As I was preparing to head out this morning for Champaign, via Clinton, got a call from Terri warning me about extreme weather. The news was reporting wind gusts of up to 80 mph for the region (several semis had already been knocked over) and tornado warnings and watches were in effect. No way I was going to chance that and risk shooting through the air like a real rocket. Very disappointed, though, as I had really wanted to present on a panel tomorrow at the University of Illinois’ Sustainability Week. So emailed my regrets and got to work updating my website from my room with a view of a coal plant.

Matt Childress, however, was determined to get me there, and started scheming with colleagues on how to transport me to Champaign in a way that would maintain the integrity of my ride. Turns out one of the other panel speakers lives in Springfield and owns an electric car, which he is offering to use to tow me and my trike over to the university in the morning. What a great analogy for moving forward as a nation: by working together and being creative, we can always find a way.

Sarah Phillips Eccles and her 6-month old daughter Ursula from next door stopped by to offer me breakfast(!). She and her husband Randy had been working the local radio stations on my behalf, which led to a couple of interviews, including with Springfield-based WTAX. Sarah later dropped off some homemade cookies, and shared with me a heartfelt blog she wrote (below). Thanks for everything, guys!

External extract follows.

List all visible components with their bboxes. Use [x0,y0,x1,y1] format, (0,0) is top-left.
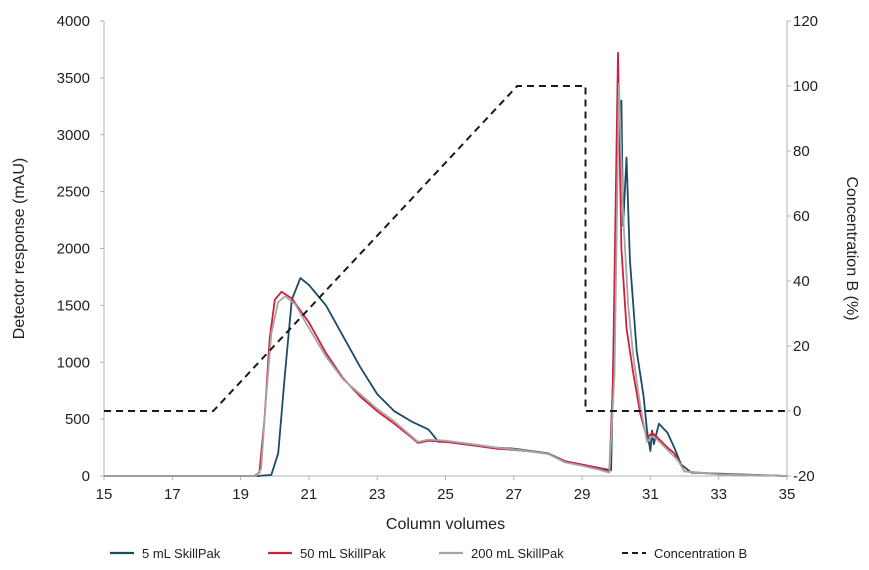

Got a call tonight from Matt’s buddy, Kevin Smith, asking about the dimensions of my trike, so he could rig up a special trailer for it (a project that kept him up until 2am). Just before calling it a night, saw an AP article from my friend Paul Alexander on today’s “massive windstorm,” saying “the unusual system mesmerized meteorologists because of its size and because it had barometric pressure similar to a Category 3 hurricane, but with much less destructive power.” Really glad I hunkered down through that. It meant not being able to swing by the Clinton nuclear power plant, which I had hoped to profile tomorrow, but there should be others.